Local (non-scalable) regulation. Big fences are risky. Little fences not as much. I’m not talking about self-regulation. I’m talking about local regulation. Local regulation can rely on showing ethical problems instead of telling, and local mistakes tend to also stay local.
There was a great article in the Washington Post about how local regulation worked to reduce harassment in a restaurant. The employees used a color-coded system classify uncomfortable customer behavior yellow (creepy vibe), orange (sexual undertones), or red (overt behavior or repeated orange incidents). All a staff member had to do was report the color – "I have an orange at table five" – and the manager took action, no questions asked. Red meant the customer was asked to leave. Orange meant the manager took over the table. Yellow meant the manager took over the table if the employee wanted.
It’s not hard to imagine how this could work in algorithm development. A yellow means an employee feels uncomfortable, and it prompts movement to another project if desired, as well as a team review of the issue. Orange means the employee can point to specific ethical concerns, and it prompts movement to another project as well as team review. Red means the employee has a strong concern and it puts the project on hold pending review. No second-guessing the employee’s concerns. Just action. It’s possible.

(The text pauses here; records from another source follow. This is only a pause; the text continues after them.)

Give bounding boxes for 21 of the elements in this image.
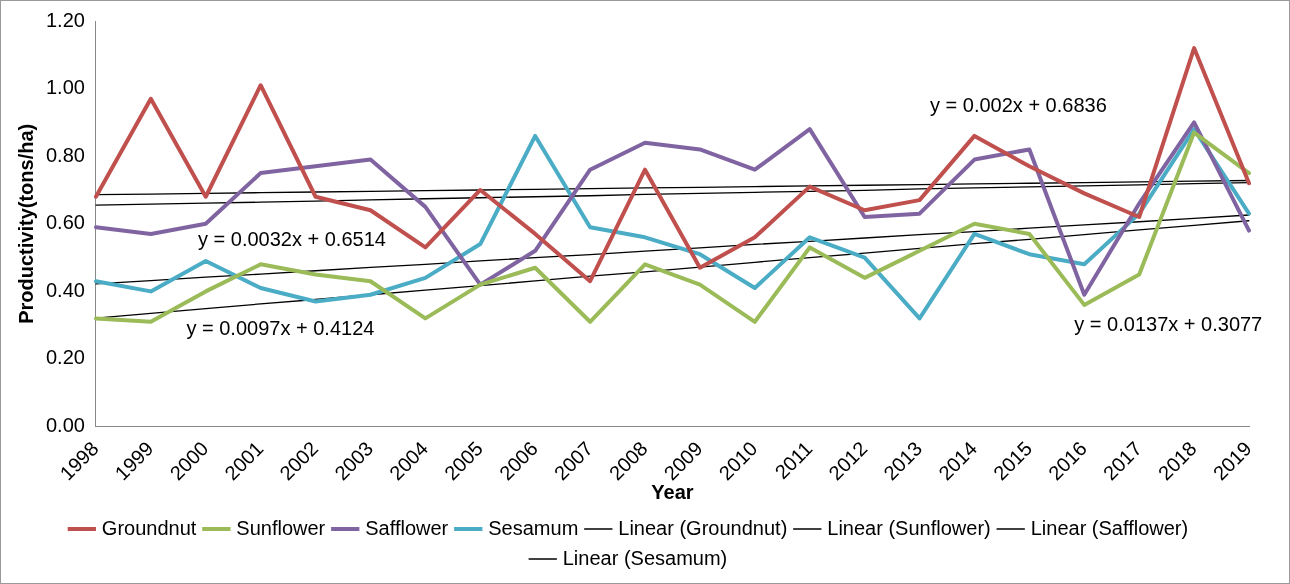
y-tick-label: 0.40	[45, 278, 85, 301]
legend-label: Safflower	[365, 516, 449, 539]
y-tick-label: 0.60	[45, 211, 85, 234]
legend-label: Groundnut	[101, 516, 197, 539]
legend-label: Linear (Sunflower)	[827, 516, 991, 539]
legend-label: Linear (Safflower)	[1030, 516, 1189, 539]
annotation: y = 0.0137x + 0.3077	[1074, 312, 1263, 335]
legend-label: Linear (Sesamum)	[562, 546, 728, 569]
y-tick-label: 0.80	[45, 143, 85, 166]
y-tick-label: 0.00	[45, 414, 85, 437]
annotation: y = 0.002x + 0.6836	[929, 93, 1107, 116]
legend-label: Linear (Groundnut)	[618, 516, 788, 539]
y-tick-label: 0.20	[45, 346, 85, 369]
x-axis-title: Year	[651, 480, 694, 503]
annotation: y = 0.0032x + 0.6514	[197, 227, 386, 250]
y-axis-title: Productivity(tons/ha)	[14, 123, 37, 324]
y-tick-label: 1.00	[45, 76, 85, 99]
legend-label: Sesamum	[488, 516, 579, 539]
y-tick-label: 1.20	[45, 8, 85, 31]
legend-label: Sunflower	[236, 516, 326, 539]
annotation: y = 0.0097x + 0.4124	[186, 316, 375, 339]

Reputation systems. There are already many examples of systems (Yelp, BBB, Glassdoor, etc.) that publicly expose information about private interactions with a company, and these systems change company behavior. These sites don’t, by any stretch of the imagination, give users a comprehensive, objective view in the performance/desirability/quality/goodness of a company. But companies are scared of bad reviews. When a bad review comes up, they spend time addressing it – demonstrating that in fact the review was false. Companies that don’t actually fix the problems get more negative reviews, and therefore draw fewer customers. It makes it so internal company practices impact the bottom line. I personally have withdrawn myself from consideration for certain jobs when a company was unable to give a satisfactory explanation for problems described on Glassdoor. In at least one case, the information that raised a red flag was about an ethical concern. Reputation systems are viable tools for shifting industry behavior.

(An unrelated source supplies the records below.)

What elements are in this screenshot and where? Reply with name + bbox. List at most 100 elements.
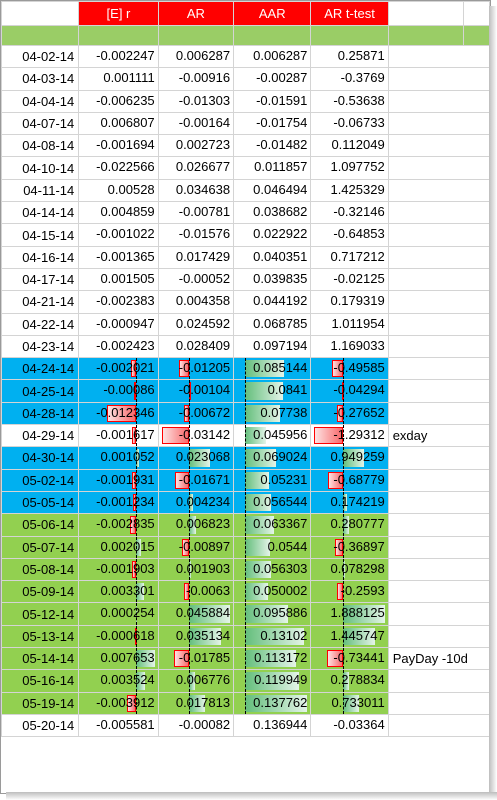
green-band-cell[interactable] <box>233 25 312 46</box>
ar-cell[interactable]: 0.023068 <box>157 446 235 470</box>
date-cell[interactable]: 04-14-14 <box>1 201 80 225</box>
date-cell[interactable]: 05-20-14 <box>1 713 80 738</box>
ar-cell[interactable]: 0.024592 <box>157 312 235 336</box>
aar-cell[interactable]: 0.063367 <box>233 513 312 537</box>
date-cell[interactable]: 05-13-14 <box>1 624 80 649</box>
aar-cell[interactable]: 0.044192 <box>233 290 312 314</box>
er-cell[interactable]: -0.000947 <box>78 312 159 336</box>
note-cell[interactable] <box>387 89 490 113</box>
tt-cell[interactable]: -0.3769 <box>310 67 389 91</box>
tt-cell[interactable]: 0.733011 <box>310 691 389 715</box>
date-cell[interactable]: 05-05-14 <box>1 490 80 515</box>
date-cell[interactable]: 05-16-14 <box>1 669 80 693</box>
tt-cell[interactable]: 0.174219 <box>310 490 389 515</box>
tt-cell[interactable]: 0.25871 <box>310 44 389 69</box>
date-cell[interactable]: 04-29-14 <box>1 424 80 448</box>
tt-cell[interactable]: 1.011954 <box>310 312 389 336</box>
tt-cell[interactable]: -0.53638 <box>310 89 389 113</box>
date-cell[interactable]: 05-09-14 <box>1 580 80 604</box>
ar-cell[interactable]: -0.0063 <box>157 580 235 604</box>
er-cell[interactable]: -0.002383 <box>78 290 159 314</box>
aar-cell[interactable]: -0.00287 <box>233 67 312 91</box>
note-cell[interactable] <box>387 557 490 582</box>
aar-cell[interactable]: 0.0841 <box>233 379 312 403</box>
tt-cell[interactable]: 0.717212 <box>310 245 389 269</box>
er-cell[interactable]: 0.00528 <box>78 178 159 203</box>
tt-cell[interactable]: 0.949259 <box>310 446 389 470</box>
aar-cell[interactable]: 0.119949 <box>233 669 312 693</box>
date-cell[interactable]: 04-21-14 <box>1 290 80 314</box>
tt-cell[interactable]: 0.280777 <box>310 513 389 537</box>
er-cell[interactable]: -0.000618 <box>78 624 159 649</box>
note-cell[interactable]: PayDay -10d <box>387 647 490 671</box>
date-cell[interactable]: 04-02-14 <box>1 44 80 69</box>
aar-cell[interactable]: -0.01591 <box>233 89 312 113</box>
er-cell[interactable]: -0.002835 <box>78 513 159 537</box>
aar-cell[interactable]: 0.068785 <box>233 312 312 336</box>
header-aar[interactable]: AAR <box>233 1 312 26</box>
aar-cell[interactable]: 0.07738 <box>233 401 312 426</box>
ar-cell[interactable]: -0.01303 <box>157 89 235 113</box>
ar-cell[interactable]: 0.004358 <box>157 290 235 314</box>
note-cell[interactable] <box>387 513 490 537</box>
header-blank-cell[interactable] <box>387 1 465 26</box>
note-cell[interactable] <box>387 67 490 91</box>
note-cell[interactable] <box>387 334 490 359</box>
note-cell[interactable] <box>387 535 490 559</box>
er-cell[interactable]: -0.022566 <box>78 156 159 180</box>
ar-cell[interactable]: 0.017429 <box>157 245 235 269</box>
header-er[interactable]: [E] r <box>78 1 159 26</box>
aar-cell[interactable]: 0.13102 <box>233 624 312 649</box>
aar-cell[interactable]: -0.01754 <box>233 111 312 136</box>
ar-cell[interactable]: -0.01671 <box>157 468 235 492</box>
note-cell[interactable] <box>387 290 490 314</box>
date-cell[interactable]: 04-04-14 <box>1 89 80 113</box>
aar-cell[interactable]: 0.039835 <box>233 267 312 292</box>
header-ar-ttest[interactable]: AR t-test <box>310 1 389 26</box>
aar-cell[interactable]: 0.136944 <box>233 713 312 738</box>
er-cell[interactable]: -0.001022 <box>78 223 159 247</box>
ar-cell[interactable]: -0.00052 <box>157 267 235 292</box>
aar-cell[interactable]: 0.095886 <box>233 602 312 626</box>
tt-cell[interactable]: -0.2593 <box>310 580 389 604</box>
ar-cell[interactable]: 0.035134 <box>157 624 235 649</box>
date-cell[interactable]: 05-12-14 <box>1 602 80 626</box>
tt-cell[interactable]: -0.49585 <box>310 357 389 381</box>
tt-cell[interactable]: -0.02125 <box>310 267 389 292</box>
note-cell[interactable] <box>387 312 490 336</box>
ar-cell[interactable]: 0.006776 <box>157 669 235 693</box>
er-cell[interactable]: 0.000254 <box>78 602 159 626</box>
tt-cell[interactable]: 1.169033 <box>310 334 389 359</box>
note-cell[interactable] <box>387 178 490 203</box>
er-cell[interactable]: -0.005581 <box>78 713 159 738</box>
er-cell[interactable]: -0.001694 <box>78 134 159 158</box>
ar-cell[interactable]: -0.03142 <box>157 424 235 448</box>
er-cell[interactable]: -0.003912 <box>78 691 159 715</box>
er-cell[interactable]: 0.007653 <box>78 647 159 671</box>
tt-cell[interactable]: -0.04294 <box>310 379 389 403</box>
note-cell[interactable] <box>387 201 490 225</box>
date-cell[interactable]: 05-19-14 <box>1 691 80 715</box>
tt-cell[interactable]: 1.097752 <box>310 156 389 180</box>
tt-cell[interactable]: -0.36897 <box>310 535 389 559</box>
note-cell[interactable] <box>387 156 490 180</box>
ar-cell[interactable]: 0.028409 <box>157 334 235 359</box>
green-band-cell[interactable] <box>310 25 389 46</box>
date-cell[interactable]: 04-23-14 <box>1 334 80 359</box>
tt-cell[interactable]: -0.03364 <box>310 713 389 738</box>
ar-cell[interactable]: 0.006287 <box>157 44 235 69</box>
aar-cell[interactable]: 0.022922 <box>233 223 312 247</box>
tt-cell[interactable]: -0.73441 <box>310 647 389 671</box>
tt-cell[interactable]: 0.112049 <box>310 134 389 158</box>
date-cell[interactable]: 04-17-14 <box>1 267 80 292</box>
er-cell[interactable]: -0.002423 <box>78 334 159 359</box>
ar-cell[interactable]: 0.002723 <box>157 134 235 158</box>
date-cell[interactable]: 04-28-14 <box>1 401 80 426</box>
ar-cell[interactable]: 0.006823 <box>157 513 235 537</box>
tt-cell[interactable]: 1.888125 <box>310 602 389 626</box>
date-cell[interactable]: 05-14-14 <box>1 647 80 671</box>
ar-cell[interactable]: -0.01205 <box>157 357 235 381</box>
note-cell[interactable] <box>387 669 490 693</box>
note-cell[interactable] <box>387 468 490 492</box>
green-band-cell[interactable] <box>463 25 490 46</box>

The problem with most of these systems is that they try to accommodate all use cases, so a bad review can come because a customer was sexually harassed or because the customer failed to recognize that he himself placed the wrong order. A book review on Amazon, even if we discount deliberate mob attempts to inflate or deflate a book’s reputation, can reflect anything from the structure of the argument to the readability of the prose to the quality of the paper. For a reputation system to impact ethical practice, the scope would need to be much more narrow.
We have work to do
I understand the desire, when confronted with a clear ethical problem like those that frequently make the news, to want to do something. And I understand that trying to formulate clear and compelling ethical principles is a very doable something. It’s the wrong thing. It’s not going to solve our ethical problems. In my opinion, it won’t even help. In fact, it can very possibly hurt. Ethical codes can actually give unethical actors cover. We don’t want that.

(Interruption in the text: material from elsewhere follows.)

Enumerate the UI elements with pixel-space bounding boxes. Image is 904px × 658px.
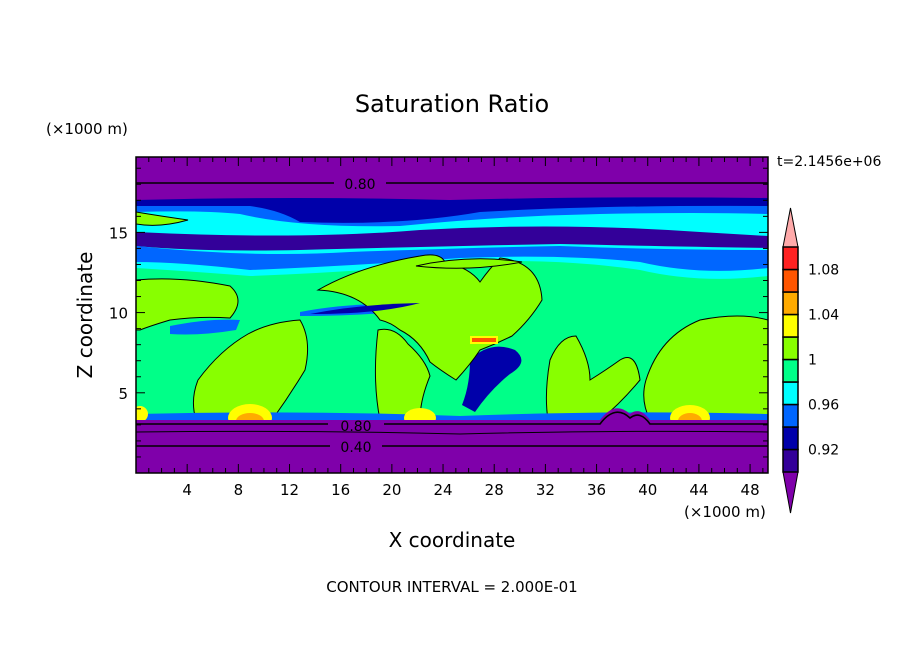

I listed the above three alternatives for addressing unethical behavior not because I think they would solve all of our problems (of course they wouldn’t), but because they give everyone something to do that is both realistic and productive. Anyone who can code and do analyses can tool for design. Any manager or executive can implement and enforce policies about ethical review and non-retaliation against people who raise concerns. If you don’t work in a place that deals with these ethical issues, create a site that allows people who do to publicly post the issues they’ve had and the companies where they’ve had them. Individually, none of these things are going to do much good. Taken together, they, and ideas like them, could move us in the right direction.